Bibiu recebeu Chica sem se mover; estava deitado com um ventilador ligado em sua direção, de lado, para o caso de necessidades; o pijama listrado estava babado na altura do tórax. Alimentava-se por um tubo externo, não o digestivo. Olhou-a com dois olhos inertes, o rosto inteiriçado, pálido, funéreo.

– Ela quer o quadro, Bibiu.

Ele piscou só uma vez, e deixou cair uma lágrima do olho mais próximo do travesseiro. Ela deu notícias da oficina, das beatas censurando suas estatuetas, do secretário, das ameaças; e da decisão favorável do Tribunal; não disse que agora tinha um parelho, par de teto, de cama; para quê? O velho estava mesmo no fim; morreria com a lembrança de tê-la visto nua, no sofá de veludo rutilante, com o véu branco de bordado cobrindo o seio tenro, o ventre ainda crescendo.

Um odor de vegetal cozido veio da cozinha. Bibiu pensou na fome que sentia à hora do almoço, do jantar; a memória juntou ao cheiro o odor de terra virgem que emanara do cânhamo que puxara com Francisca. Despediu-se, ela, com um beijo mudo em sua cabeça de fios ralos; subiu com Maújo, que ficara do lado de fora, para pegar a tela. Sugeriu que não visitassem mais ateliês ou lojas. Na viagem de volta, disse:

– Ele está morrendo.

Em casa Maújo propôs comerem uma moqueca.

– Não tenho fome.

A tela foi pendurada em frente à cama dos dois, na manhã seguinte. Toda a semana ela regou zelosa, como de regra, begônias, margaridas e açucenas. No domingo, depois de enfeitar os jarros do ateliê e da loja, comprou o jornal ao moleque de sua estima, leu o que esperava: Mal de Parkinson mata Bibiu.

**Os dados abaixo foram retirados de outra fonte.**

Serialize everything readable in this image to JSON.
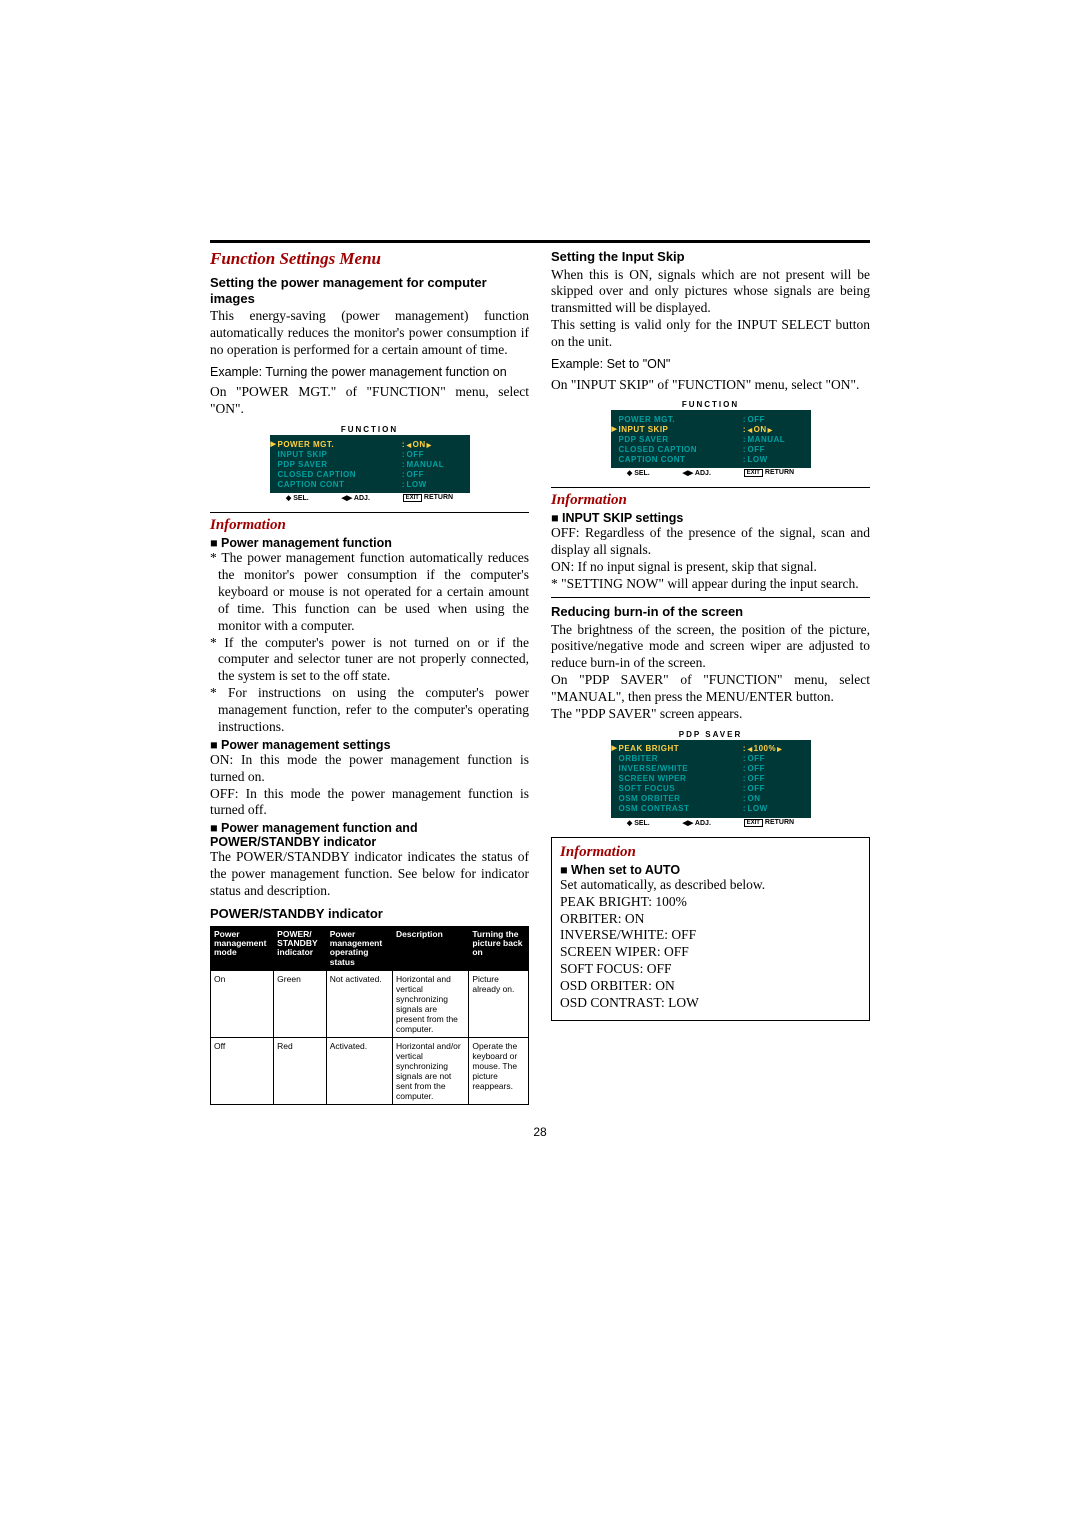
{
  "page_number": "28",
  "left": {
    "main_heading": "Function Settings Menu",
    "h_power_mgmt": "Setting the power management for computer images",
    "p_power_mgmt": "This energy-saving (power management) function automatically reduces the monitor's power consumption if no operation is performed for a certain amount of time.",
    "example1": "Example: Turning the power management function on",
    "p_on_menu": "On \"POWER MGT.\" of \"FUNCTION\" menu, select \"ON\".",
    "osd1": {
      "title": "FUNCTION",
      "rows": [
        {
          "l": "POWER MGT.",
          "v": "ON",
          "sel": true
        },
        {
          "l": "INPUT SKIP",
          "v": "OFF"
        },
        {
          "l": "PDP SAVER",
          "v": "MANUAL"
        },
        {
          "l": "CLOSED CAPTION",
          "v": "OFF"
        },
        {
          "l": "CAPTION CONT",
          "v": "LOW"
        }
      ],
      "foot": [
        "◆ SEL.",
        "◀▶ ADJ.",
        "EXIT",
        "RETURN"
      ]
    },
    "info_title": "Information",
    "h_pmf": "Power management function",
    "bul1": "* The power management function automatically reduces the monitor's power consumption if the computer's keyboard or mouse is not operated for a certain amount of time. This function can be used when using the monitor with a computer.",
    "bul2": "* If the computer's power is not turned on or if the computer and selector tuner are not properly connected, the system is set to the off state.",
    "bul3": "* For instructions on using the computer's power management function, refer to the computer's operating instructions.",
    "h_pms": "Power management settings",
    "pms_on": "ON: In this mode the power management function is turned on.",
    "pms_off": "OFF: In this mode the power management function is turned off.",
    "h_pmfpsi": "Power management function and POWER/STANDBY indicator",
    "p_pmfpsi": "The POWER/STANDBY indicator indicates the status of the power management function. See below for indicator status and description.",
    "h_table": "POWER/STANDBY indicator",
    "table": {
      "headers": [
        "Power management mode",
        "POWER/ STANDBY indicator",
        "Power management operating status",
        "Description",
        "Turning the picture back on"
      ],
      "rows": [
        [
          "On",
          "Green",
          "Not activated.",
          "Horizontal and vertical synchronizing signals are present from the computer.",
          "Picture already on."
        ],
        [
          "Off",
          "Red",
          "Activated.",
          "Horizontal and/or vertical synchronizing signals are not sent from the computer.",
          "Operate the keyboard or mouse. The picture reappears."
        ]
      ]
    }
  },
  "right": {
    "h_input_skip": "Setting the Input Skip",
    "p_input_skip1": "When this is ON, signals which are not present will be skipped over and only pictures whose signals are being transmitted will be displayed.",
    "p_input_skip2": "This setting is valid only for the INPUT SELECT button on the unit.",
    "example2": "Example: Set to \"ON\"",
    "p_on_menu2": "On \"INPUT SKIP\" of \"FUNCTION\" menu, select \"ON\".",
    "osd2": {
      "title": "FUNCTION",
      "rows": [
        {
          "l": "POWER MGT.",
          "v": "OFF"
        },
        {
          "l": "INPUT SKIP",
          "v": "ON",
          "sel": true
        },
        {
          "l": "PDP SAVER",
          "v": "MANUAL"
        },
        {
          "l": "CLOSED CAPTION",
          "v": "OFF"
        },
        {
          "l": "CAPTION CONT",
          "v": "LOW"
        }
      ]
    },
    "info_title2": "Information",
    "h_iss": "INPUT SKIP settings",
    "iss_off": "OFF: Regardless of the presence of the signal, scan and display all signals.",
    "iss_on": "ON: If no input signal is present, skip that signal.",
    "iss_note": "* \"SETTING NOW\" will appear during the input search.",
    "h_burnin": "Reducing burn-in of the screen",
    "p_burnin1": "The brightness of the screen, the position of the picture, positive/negative mode and screen wiper are adjusted to reduce burn-in of the screen.",
    "p_burnin2": "On \"PDP SAVER\" of \"FUNCTION\" menu, select \"MANUAL\", then press the MENU/ENTER button.",
    "p_burnin3": "The \"PDP SAVER\" screen appears.",
    "osd3": {
      "title": "PDP SAVER",
      "rows": [
        {
          "l": "PEAK BRIGHT",
          "v": "100%",
          "sel": true
        },
        {
          "l": "ORBITER",
          "v": "OFF"
        },
        {
          "l": "INVERSE/WHITE",
          "v": "OFF"
        },
        {
          "l": "SCREEN WIPER",
          "v": "OFF"
        },
        {
          "l": "SOFT FOCUS",
          "v": "OFF"
        },
        {
          "l": "OSM ORBITER",
          "v": "ON"
        },
        {
          "l": "OSM CONTRAST",
          "v": "LOW"
        }
      ]
    },
    "info_title3": "Information",
    "h_auto": "When set to AUTO",
    "p_auto_intro": "Set automatically, as described below.",
    "auto_lines": [
      "PEAK BRIGHT: 100%",
      "ORBITER: ON",
      "INVERSE/WHITE: OFF",
      "SCREEN WIPER: OFF",
      "SOFT FOCUS: OFF",
      "OSD ORBITER: ON",
      "OSD CONTRAST: LOW"
    ]
  }
}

Suspeitou do fluido homicida que sua visita levara; esperou a morte do amigo na resignação de seu juízo cabalístico. Quando o vira quase cadáver, não teve dúvidas de que era a derradeira visita. A intuição fora o aviso do orixá padrinho de artesãos, da iminente morte do mestre. O último suspiro, supunha, fora com saudades felizes. Bibiu cumprira o ofício com tolerância, morreu com a melancolia do desterro irreversível.

– Não está arrependida da viagem?

Maújo catava remorsos como se cata bicho-de-pé.

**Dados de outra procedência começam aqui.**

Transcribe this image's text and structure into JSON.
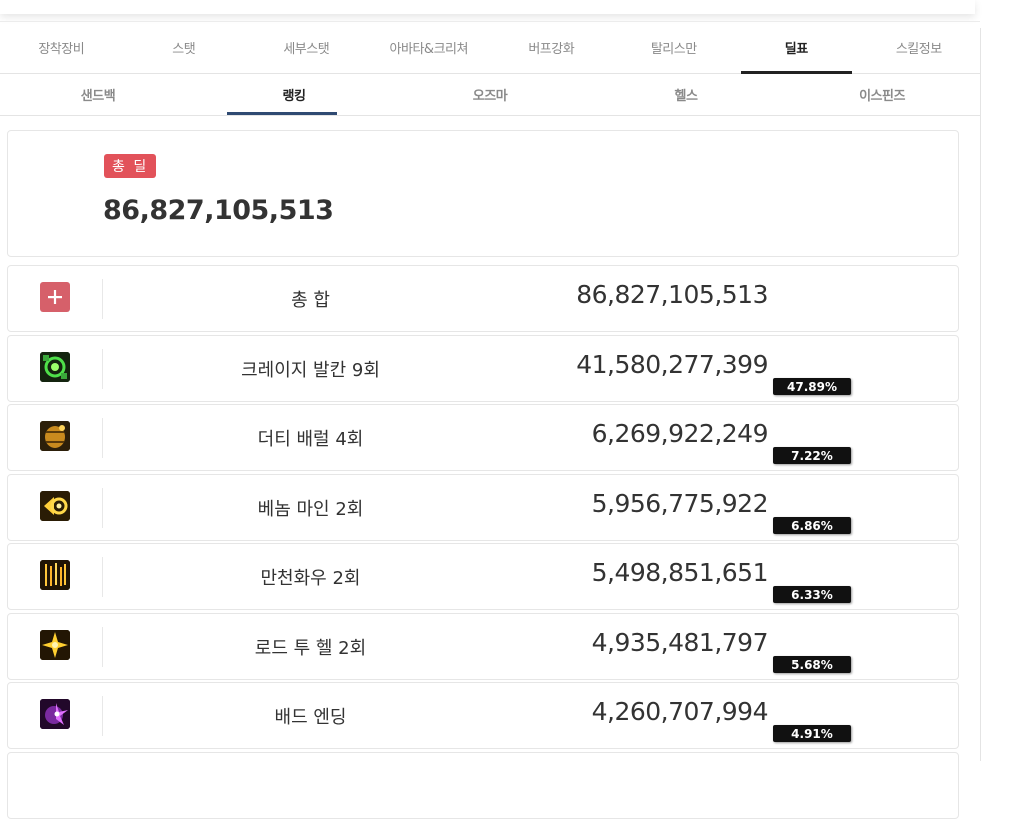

– Não. Bibiu só fez o que gostava. Não carregou arrependimentos. Foi feliz do seu jeito e ensinou aos mais novos. Não será mais esquecido.

Chica não pôs luto fechado nem aberto em suas roupas; pôs uma tarja preta, retangular, numa das duas portas de sua loja, a que se mantinha fechada. No portão da oficina, na casa da tia, também pôs tarja. Na segunda à noite, cozinhou feijão fradinho, assou inhame, dispôs em panela de barro com velas azuis; foi à beira-mar de Maria Farinha, depôs a oferenda a Ogum; não tirou a roupa para Maújo, nem acendeu a liamba; ficou dez minutos em pé, sem chinelos ou sapatos, olhando a oferenda.

Na volta, pediu para parar no primeiro boteco à beira da praia. Tomou cachaça em vez de daiquiri. Maújo bebeu cerveja, cismando seu futuro ao lado de Chica Dolores.

Dia seguinte, com o travo de cachaça na saliva, regou as plantas; regou com animação nos braços. Experimentou pela primeira vez mágoa, embrulhada num desejo de vingança contra a vidinha ordinária de toda a vizinhança. Ficou na oficina, não foi à loja. Só viu no outro dia que as lojas dos outros artesãos estavam de luto.